Last night on ‘Addicted to Food,’ our eight addicts were sent back to the playground. Metaphorically speaking, of course. Trotting up in her golf cart, now iconic, Tennie McCarty informs the group that today’s exercise will be a childhood meditation. A regression, or a debriefing as Tennie put it. The point was to visualize what their lives were like when they were young. I had to look this up…
WIKIPEDIA describes AGE REGRESSION THERAPY as: a controversial aspect of a number of therapies. In hypnotherapy the term describes a process in which the patient returns to an earlier stage of life in order to explore a memory or to get in touch with some difficult-to-access aspect of their personality. Age progression is sometimes employed in hypnotherapy as well, allowing the patient to project themselves forward to see a desired outcome or the consequences of their current destructive behavior.
One by one, Tennie guided the eight back to their childhoods. When the pain began to surface I noticed how they all started to tense up, kinking the hose. “Hold on to the pain, hold on to it.” Tennie gently whispered into their ears. Once they decided to let go of their fears and trusted her guidance, they began to embrace the pain. That’s when the truth began to flow. As we watched them regress back to the horrors of their childhood, we didn’t speak, we didn’t pause, we didn’t eat, we just listened. Jenna and Johnny cried together, I on the other hand crawled into my safe little shell. I hate to cry in public. As soon as the show was over I grabbed my things, jumped into my car (all Dukes of Hazard like) as if Boss Hog himself was chasing me. I couldn’t even get the key into the door I was sobbing so hard. A memory had surfaced, a memory that had always brought me shame, a memory I had hoped to forget.

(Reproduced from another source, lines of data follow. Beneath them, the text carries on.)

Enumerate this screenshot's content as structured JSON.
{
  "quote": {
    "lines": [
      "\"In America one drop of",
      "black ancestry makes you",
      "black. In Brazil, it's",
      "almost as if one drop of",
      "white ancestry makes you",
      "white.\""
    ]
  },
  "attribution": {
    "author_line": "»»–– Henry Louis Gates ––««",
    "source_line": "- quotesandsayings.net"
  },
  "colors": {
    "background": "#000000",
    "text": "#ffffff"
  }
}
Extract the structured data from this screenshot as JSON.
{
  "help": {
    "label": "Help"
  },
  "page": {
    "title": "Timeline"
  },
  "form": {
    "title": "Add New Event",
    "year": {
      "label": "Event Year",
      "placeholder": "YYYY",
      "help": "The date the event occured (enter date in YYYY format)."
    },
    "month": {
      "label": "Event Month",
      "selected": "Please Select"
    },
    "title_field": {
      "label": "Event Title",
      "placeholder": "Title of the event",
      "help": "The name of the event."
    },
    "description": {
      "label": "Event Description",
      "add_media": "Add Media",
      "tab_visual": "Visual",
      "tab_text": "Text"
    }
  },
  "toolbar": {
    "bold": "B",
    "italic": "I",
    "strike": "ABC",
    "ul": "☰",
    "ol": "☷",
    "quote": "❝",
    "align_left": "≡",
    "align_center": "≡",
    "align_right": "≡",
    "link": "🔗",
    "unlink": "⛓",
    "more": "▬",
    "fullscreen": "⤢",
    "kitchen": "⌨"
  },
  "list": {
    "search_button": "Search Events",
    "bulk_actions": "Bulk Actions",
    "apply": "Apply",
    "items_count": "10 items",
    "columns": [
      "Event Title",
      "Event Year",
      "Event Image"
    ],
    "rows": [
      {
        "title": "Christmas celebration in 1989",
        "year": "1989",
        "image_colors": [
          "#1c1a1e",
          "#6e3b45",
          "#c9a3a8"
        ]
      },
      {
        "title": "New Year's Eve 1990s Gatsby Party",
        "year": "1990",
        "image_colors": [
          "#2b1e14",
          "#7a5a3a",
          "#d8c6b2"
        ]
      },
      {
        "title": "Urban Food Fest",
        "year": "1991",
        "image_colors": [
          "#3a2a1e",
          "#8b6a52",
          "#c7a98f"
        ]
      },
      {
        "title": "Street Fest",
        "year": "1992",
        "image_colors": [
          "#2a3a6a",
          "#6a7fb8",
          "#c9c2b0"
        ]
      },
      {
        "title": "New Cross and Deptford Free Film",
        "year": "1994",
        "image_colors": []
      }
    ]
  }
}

My mother re-married in 1990 to a man she met in AA, shortly after she divorced from my father. He was a great man that nurtured my appreciation for style, art, music and pop culture. Unbeknownst to my mother, we’d play hookie from work and school then sneak to the mall. At Dillards, he would teach me the importance of looking good. “If you have two men with the same qualifications, applying for the same job, the one that’s dressed better is going to get it!” He would explain as we perused the pastel pique Polo shirts in Ralph Lauren. Oh, how he loved, Polo. On Sunday mornings we would watch CNN together, first gadgets of the future, then Style with Elsa Klensch. We agreed that Versace was too ostentatious and that Calvin Klein and Michael Kors had it going on. Mom would make pancakes with peanut butter, creamy not crunchy, bacon and maple syrup. I treasure those memories. With those brief moments devine, the intervals however were dark and violent. The fighting was continuous, it never stopped. The car chasing, the hitting, the screaming, the cops, fist fighting in the yard for all the neighbors to see. My mom would hang our skeletons in the yard for the town to take notice, and they did. In 7th grade, CPS came to my school and pulled me out of class with out warnings to my parents. They checked me for bruising and asked me if I knew where my private parts were. It was humiliating. I hated my mom for this. To be honest, the kids at school weren’t any better… In 5th grade I was called a FAG hourly it seemed, well depending on which boys were in which class. It was always the same though… Fag, Girl, Queer. If anyone was seen talking to me it meant that they too were also fags. So no one spoke to me. I was 10 when I had my first thoughts of suicide. I was 10 when I began to eat. I was 10 when I made my plan to die. Wes, my step-father, was the only one taking notice of this. I like to think he knew the secret that tortured me, sadly I’ll never no for sure. I do know that he came into my life at the exact moment I really needed him. In recovery we refer to that as, “God doing for us what we can’t do for ourselves.” Still, the fighting never stopped.
On my 14th birthday Wes died from a massive heart attack while I was at the movies, with my biological father. When I got to the hospital, my family was already there with what must have been a dozen people from AA. When my grandmother went to console me I ran to the bathroom and hid. I didn’t want anyone to see that I was laughing, I was laughing uncontrollably and could not stop! At the time I didn’t know why I was doing this. I felt terrible, but I couldn’t stop! I was so happy! It was over, all of it, the fighting, the screaming, the cops… Over. I’ve never shared this with anyone, not even with my mother or closest friends. I still carry this shame around with me and have never truly morned his death. It haunts me. It wasn’t until last night that I remembered, then realized, that this was the beginning of my disease. I don’t have a conclusion for you… I just needed to share.
My name is Brock Cravy and I’m addicted to me.